Another small bright spot in this film is Alessandro Nivola as Aleksei Sytsevich (aka Rhino), one of the rare performances of the film that is hilarious (on purpose) and quite fun. Nivola hams it up as the famous Spider-Man villain, and the design of The Rhino during the middle stages of transformation is fascinating— that is until it devolves into a poorly rendered CGI character. Systevich is looking to take over Kraven’s father’s empire, and this plot is followed loosely until the movie’s end with not much of a satisfying conclusion.
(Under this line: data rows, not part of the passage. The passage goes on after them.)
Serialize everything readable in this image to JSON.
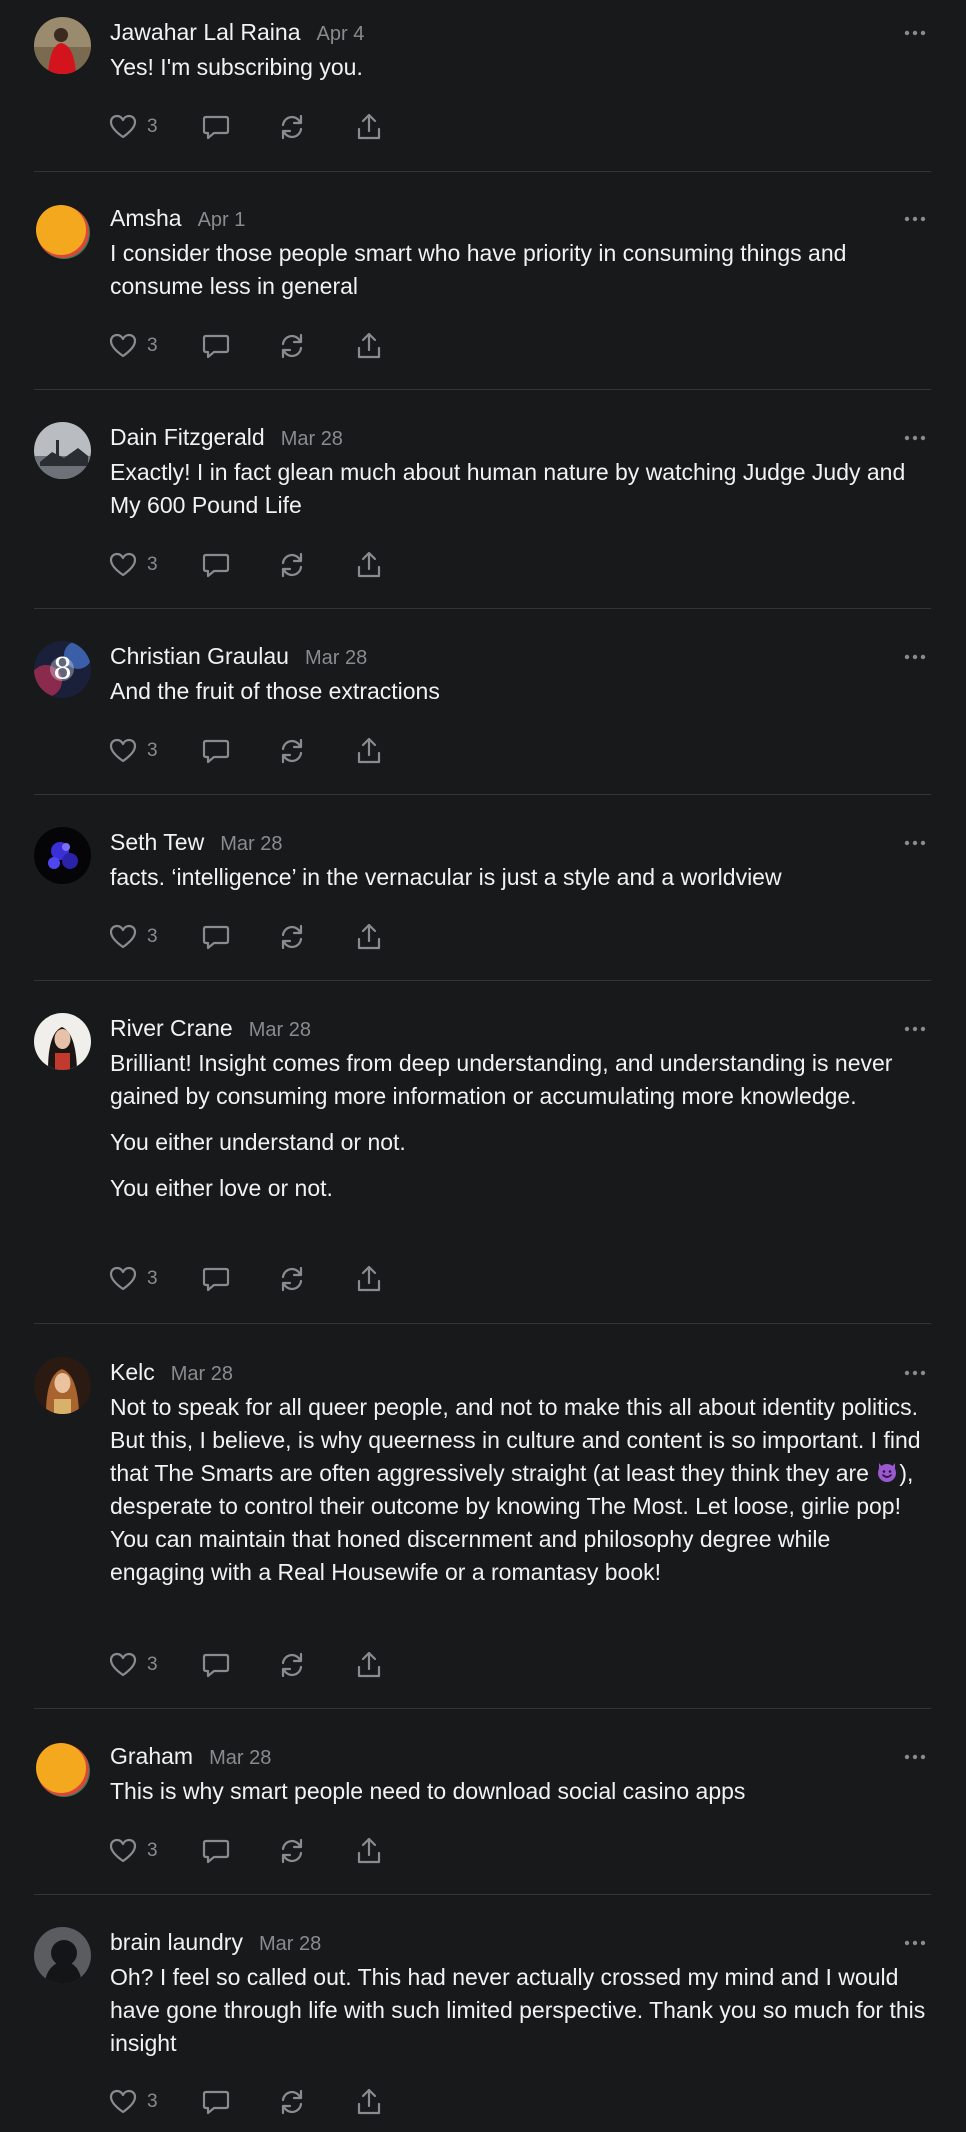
{
  "icons": {
    "like": "heart-icon",
    "reply": "comment-bubble-icon",
    "restack": "restack-icon",
    "share": "share-icon",
    "more": "more-horizontal-icon"
  },
  "colors": {
    "background": "#18191b",
    "text": "#f2f2f2",
    "muted": "#8a8b8e",
    "divider": "#333437"
  },
  "comments": [
    {
      "author": "Jawahar Lal Raina",
      "date": "Apr 4",
      "paragraphs": [
        "Yes! I'm subscribing you."
      ],
      "likes": "3"
    },
    {
      "author": "Amsha",
      "date": "Apr 1",
      "paragraphs": [
        "I consider those people smart who have priority in consuming things and consume less in general"
      ],
      "likes": "3"
    },
    {
      "author": "Dain Fitzgerald",
      "date": "Mar 28",
      "paragraphs": [
        "Exactly! I in fact glean much about human nature by watching Judge Judy and My 600 Pound Life"
      ],
      "likes": "3"
    },
    {
      "author": "Christian Graulau",
      "date": "Mar 28",
      "paragraphs": [
        "And the fruit of those extractions"
      ],
      "likes": "3"
    },
    {
      "author": "Seth Tew",
      "date": "Mar 28",
      "paragraphs": [
        "facts. ‘intelligence’ in the vernacular is just a style and a worldview"
      ],
      "likes": "3"
    },
    {
      "author": "River Crane",
      "date": "Mar 28",
      "paragraphs": [
        "Brilliant! Insight comes from deep understanding, and understanding is never gained by consuming more information or accumulating more knowledge.",
        "You either understand or not.",
        "You either love or not."
      ],
      "likes": "3"
    },
    {
      "author": "Kelc",
      "date": "Mar 28",
      "paragraph_before_emoji": "Not to speak for all queer people, and not to make this all about identity politics. But this, I believe, is why queerness in culture and content is so important. I find that The Smarts are often aggressively straight (at least they think they are ",
      "emoji": "smiling-devil-emoji",
      "paragraph_after_emoji": "), desperate to control their outcome by knowing The Most. Let loose, girlie pop! You can maintain that honed discernment and philosophy degree while engaging with a Real Housewife or a romantasy book!",
      "likes": "3"
    },
    {
      "author": "Graham",
      "date": "Mar 28",
      "paragraphs": [
        "This is why smart people need to download social casino apps"
      ],
      "likes": "3"
    },
    {
      "author": "brain laundry",
      "date": "Mar 28",
      "paragraphs": [
        "Oh? I feel so called out. This had never actually crossed my mind and I would have gone through life with such limited perspective. Thank you so much for this insight"
      ],
      "likes": "3"
    }
  ]
}
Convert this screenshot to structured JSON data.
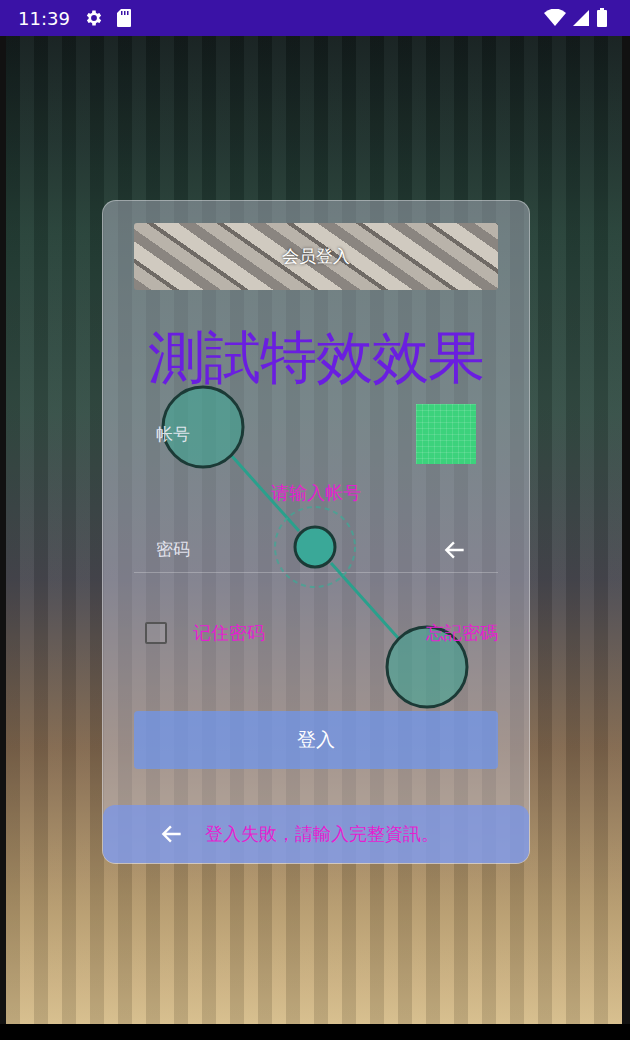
{
  "status_bar": {
    "time": "11:39"
  },
  "header": {
    "title": "会员登入"
  },
  "effect_title": "測試特效效果",
  "username": {
    "label": "帐号",
    "hint": "请输入帐号"
  },
  "password": {
    "label": "密码"
  },
  "remember": {
    "label": "记住密码",
    "checked": false
  },
  "forgot": "忘記密碼",
  "login_button": "登入",
  "message": {
    "text": "登入失敗，請輸入完整資訊。"
  }
}
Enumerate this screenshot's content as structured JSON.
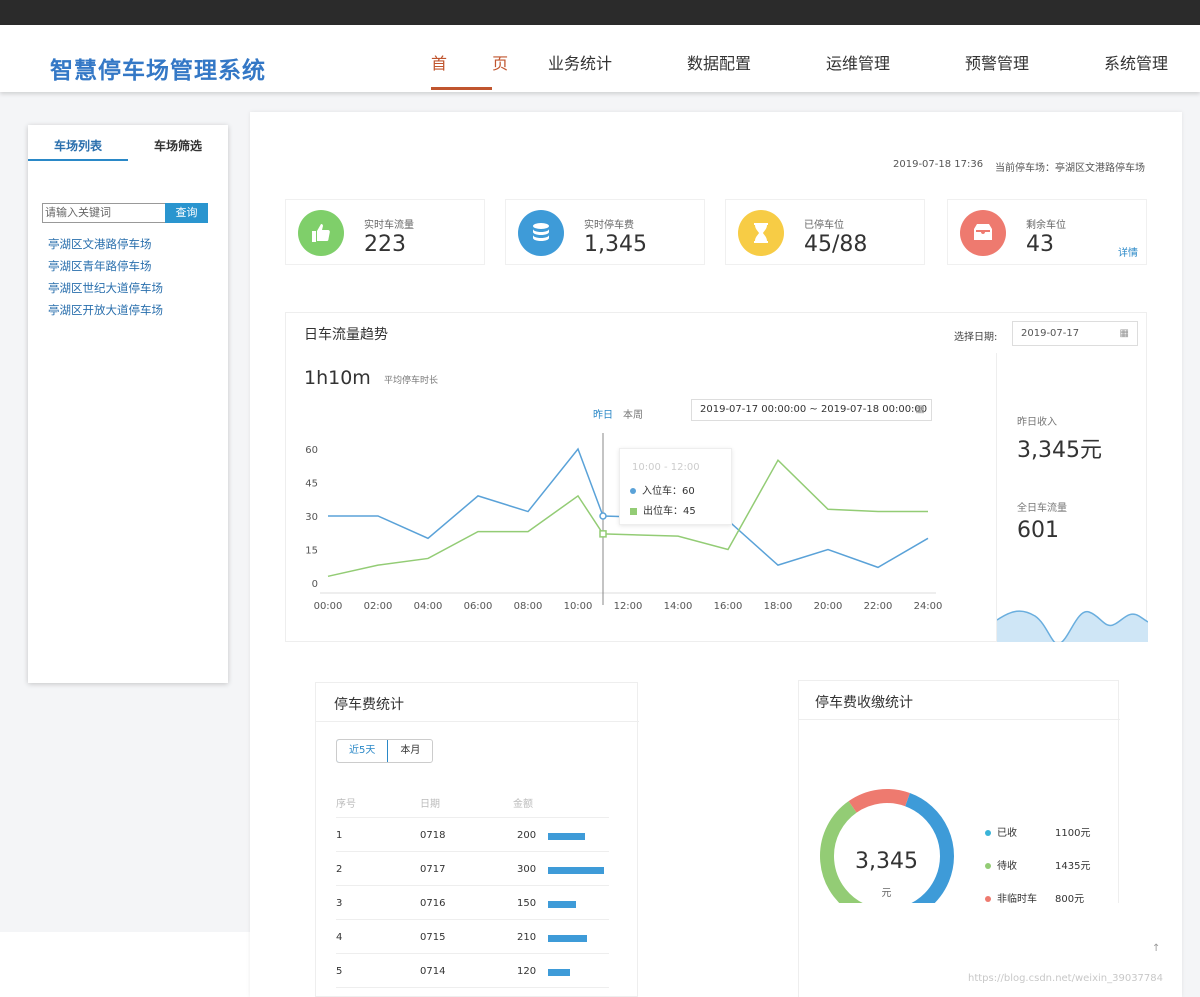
{
  "header": {
    "app_title": "智慧停车场管理系统",
    "nav": [
      "首 页",
      "业务统计",
      "数据配置",
      "运维管理",
      "预警管理",
      "系统管理"
    ]
  },
  "sidebar": {
    "tabs": [
      "车场列表",
      "车场筛选"
    ],
    "search_placeholder": "请输入关键词",
    "search_button": "查询",
    "lots": [
      "亭湖区文港路停车场",
      "亭湖区青年路停车场",
      "亭湖区世纪大道停车场",
      "亭湖区开放大道停车场"
    ]
  },
  "status": {
    "datetime": "2019-07-18 17:36",
    "current_lot": "当前停车场：亭湖区文港路停车场"
  },
  "cards": [
    {
      "label": "实时车流量",
      "value": "223",
      "icon": "thumbs-up-icon",
      "color": "#7fcf6a"
    },
    {
      "label": "实时停车费",
      "value": "1,345",
      "icon": "coin-stack-icon",
      "color": "#3e9bd8"
    },
    {
      "label": "已停车位",
      "value": "45/88",
      "icon": "hourglass-icon",
      "color": "#f7cc45"
    },
    {
      "label": "剩余车位",
      "value": "43",
      "icon": "inbox-tray-icon",
      "color": "#ee7a6f",
      "link": "详情"
    }
  ],
  "trend": {
    "title": "日车流量趋势",
    "date_label": "选择日期:",
    "date_value": "2019-07-17",
    "avg_value": "1h10m",
    "avg_label": "平均停车时长",
    "range_tabs": [
      "昨日",
      "本周"
    ],
    "range_value": "2019-07-17 00:00:00 ~ 2019-07-18 00:00:00",
    "tooltip": {
      "title": "10:00 - 12:00",
      "in_label": "入位车：60",
      "out_label": "出位车：45"
    },
    "right": {
      "income_label": "昨日收入",
      "income_value": "3,345元",
      "flow_label": "全日车流量",
      "flow_value": "601"
    }
  },
  "chart_data": {
    "type": "line",
    "x": [
      "00:00",
      "02:00",
      "04:00",
      "06:00",
      "08:00",
      "10:00",
      "11:00",
      "12:00",
      "14:00",
      "16:00",
      "18:00",
      "20:00",
      "22:00",
      "24:00"
    ],
    "x_ticks": [
      "00:00",
      "02:00",
      "04:00",
      "06:00",
      "08:00",
      "10:00",
      "12:00",
      "14:00",
      "16:00",
      "18:00",
      "20:00",
      "22:00",
      "24:00"
    ],
    "y_ticks": [
      "0",
      "15",
      "30",
      "45",
      "60"
    ],
    "ylim": [
      0,
      60
    ],
    "series": [
      {
        "name": "入位车",
        "color": "#5aa2d8",
        "values": [
          30,
          30,
          20,
          39,
          32,
          60,
          30,
          29,
          28,
          8,
          15,
          7,
          20
        ]
      },
      {
        "name": "出位车",
        "color": "#93cc75",
        "values": [
          3,
          8,
          11,
          23,
          23,
          39,
          22,
          21,
          15,
          55,
          33,
          32,
          32
        ]
      }
    ],
    "grid": false
  },
  "fees": {
    "title": "停车费统计",
    "tabs": [
      "近5天",
      "本月"
    ],
    "headers": [
      "序号",
      "日期",
      "金额"
    ],
    "rows": [
      {
        "no": "1",
        "date": "0718",
        "amount": "200",
        "value": 200
      },
      {
        "no": "2",
        "date": "0717",
        "amount": "300",
        "value": 300
      },
      {
        "no": "3",
        "date": "0716",
        "amount": "150",
        "value": 150
      },
      {
        "no": "4",
        "date": "0715",
        "amount": "210",
        "value": 210
      },
      {
        "no": "5",
        "date": "0714",
        "amount": "120",
        "value": 120
      }
    ]
  },
  "collection": {
    "title": "停车费收缴统计",
    "total": "3,345",
    "unit": "元",
    "legend": [
      {
        "label": "已收",
        "amount": "1100元",
        "value": 1100,
        "color": "#3e9bd8"
      },
      {
        "label": "待收",
        "amount": "1435元",
        "value": 1435,
        "color": "#93cc75"
      },
      {
        "label": "非临时车",
        "amount": "800元",
        "value": 800,
        "color": "#ee7a6f"
      }
    ]
  },
  "watermark": "https://blog.csdn.net/weixin_39037784"
}
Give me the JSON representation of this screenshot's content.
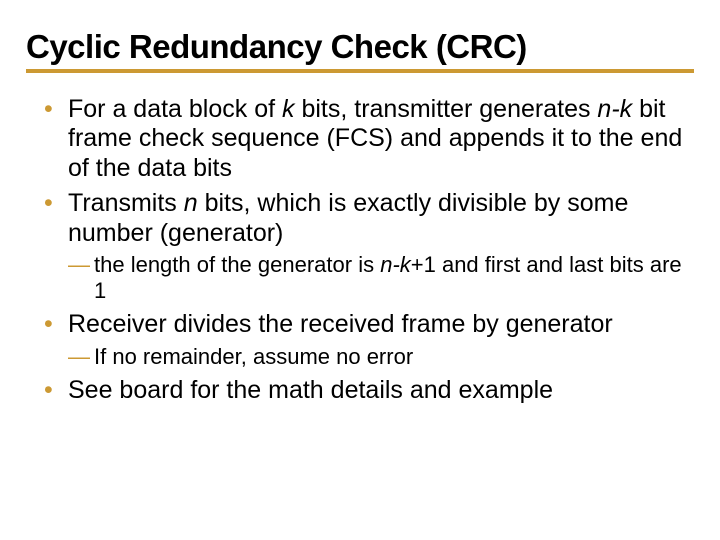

Dimitri, Kraven’s brother known better in the comics as the Chameleon, is a terrible adaptation of the Spider-Man villain, especially since the movie does horrendous ADR work to make it seem like Dimitri can vocally imitate anyone he wants to. Again, this instance harkens back to earlier comic book movies, before interconnected universes and self-serious storytelling prevented goofy interpretations of powersets like this.
The overarching struggle is really between Kraven and his father, Nikolai, and there are hints of an interesting film in the scenes between father and son. The themes and concepts of masculinity and gender roles are potentially interesting and even a bit more nuanced than what’s seen in a Marvel Studios film. Still, like anything else remotely interesting in Kraven the Hunter, it’s barely touched upon. Instead, viewers are treated to some of the most generic, cheap-looking, R-rated spectacles that Sony could afford before attempting to shut this whole universe down.
Taylor-Johnson, Crowe, and the rest do their absolute best with the flimsy material given to them, but the result is one final fascinating mess from Sony Pictures. While the SUMC is being put to a stop for now, this era of comic book adaptations will always be an incredibly fascinating experience. The almost oblivious nature of the production of every film in this off-shoot franchise has produced some of the best memes in recent memory, which will be missed for that alone. Kraven the Hunter wasn’t anything special, and its odd creative choices, bad CGI, and underused supporting cast all combine to make this final entry subpar.